А тогда он просто быстро оделся, отказавшись от какой бы то ни было помощи, и тогда же кто‑то из медсестер назвал его Лазарусом[20]. С тех пор он так называл себя сам и почти позабыл, как его звали раньше. На что смерть похожа? Его смерть была похожа на облако, которое до сих пор не исчезло и присутствует где‑то рядом. Где он был за то время, пока был мертв? Он ничего не видел, а когда очнулся, то уже снова оказался здесь. Если хорошенько поднапрячься, то вспоминается, будто была какая‑то борьба. Он вырывался из какой‑то ледяной ванны: рвался, рвался и вырвался.
|
Одевшись, он ушел из больницы: у врачей не было никаких причин удерживать его там силой, он не представлял опасности ни для себя, ни для других, а сам он торопился выполнить обещание. Приехав обратно, он сразу увидел то место, куда попала молния. Там зияла черная, выжженная яма. Плоды на деревьях, которые стояли вокруг нее, стали красными. Минуту он поискал глазами и нашел, что искал. Немного в стороне от ямы лежала горка пепла. Он сел рядом с ней на корточки, потянул в себя носом воздух. Пепел пахнул серой и мясом. Значит, в его партнера угодила молния и тот сгорел дотла. Это было все, что от него осталось: горка пепла, распавшейся на микроэлементы плоти, и лицо у него на спине.
Лазарус собрал пепел совком для мусора, потом взял деревянный ящик из книжного шкафа и ссыпал пепел туда. Бежать он не собирался, и в мыслях не было: он выполнял свою часть сделки.

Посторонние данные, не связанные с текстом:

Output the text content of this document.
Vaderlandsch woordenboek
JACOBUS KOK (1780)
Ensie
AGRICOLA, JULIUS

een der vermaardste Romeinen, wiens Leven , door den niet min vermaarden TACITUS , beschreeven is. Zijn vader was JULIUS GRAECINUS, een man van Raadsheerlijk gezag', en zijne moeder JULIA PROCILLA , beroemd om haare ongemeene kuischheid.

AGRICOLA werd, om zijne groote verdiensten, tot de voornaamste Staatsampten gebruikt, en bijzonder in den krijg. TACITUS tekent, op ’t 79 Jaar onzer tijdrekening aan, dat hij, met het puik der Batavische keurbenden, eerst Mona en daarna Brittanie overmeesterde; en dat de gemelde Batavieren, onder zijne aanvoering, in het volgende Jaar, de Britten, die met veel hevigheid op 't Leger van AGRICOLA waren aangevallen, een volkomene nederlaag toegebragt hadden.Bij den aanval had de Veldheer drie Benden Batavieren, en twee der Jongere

Сет Джоунс пережил почти всех друзей, старых партнеров можно было сменить на новых, нанимать рабочих – по телефону. Каждую ночь он ходил к тому месту, где покраснели апельсины на ветках. Целый год он честно выполнял все условия сделки, хотя он не подписывался носить на спине лицо. Когда год прошел, его снова потянуло странствовать. Это у него оказалось в крови. Он не создан для оседлой жизни. Но теперь он попался в сети, расставленные обстоятельствами, и жил не свою жизнь, а чужую. Когда же он все отработает, когда истечет договор? Чувство вины поскуливало: кажется, никогда.
Лазарус позвал меня в дом и пошел прямиком к книжному шкафу, а я за ним следом. Он взял с полки отделанный кожей деревянный ящичек – свою погибель, свою смертную ношу.
– Ты тоже думаешь, что я убил его? – спросил Лазарус.
Привести грузовик с мульчей сюда в тот день мог кто угодно, но приехал именно он. И топнуть ножкой в тот день тоже мог кто угодно, а топнула именно я.
Я взяла ящичек в руки, и он оказался поразительно, на удивление тяжелым. Мы взяли его с собой в сад – нам показалось, что так будет правильно. Над садом плыло темное небо. Мы пошли к пруду, где Джоунс впервые увидел Лазаруса и решил, что это и есть ответ на все его молитвы. Мы разделись, сложили одежду на ящичек и вошли в воду. Пруд был глубокий, вода холодная. Осенью ночи во Флориде не такие жаркие, как летом, а в ту ночь было сыро, в воздухе висела влага, и мы шагнули друг другу навстречу, друг другу в объятия. Я обняла Лазаруса. Неважно, как его звали раньше, – теперь он был Лазарус. И я почувствовала в нем его прежнюю жизнь, другие города, других женщин. Почувствовала, как он жалеет о том своем произнесенном когда‑то желании, жалеет так, что отдал бы все на свете, только бы снова оказаться в своих башмаках и жить свою жизнь.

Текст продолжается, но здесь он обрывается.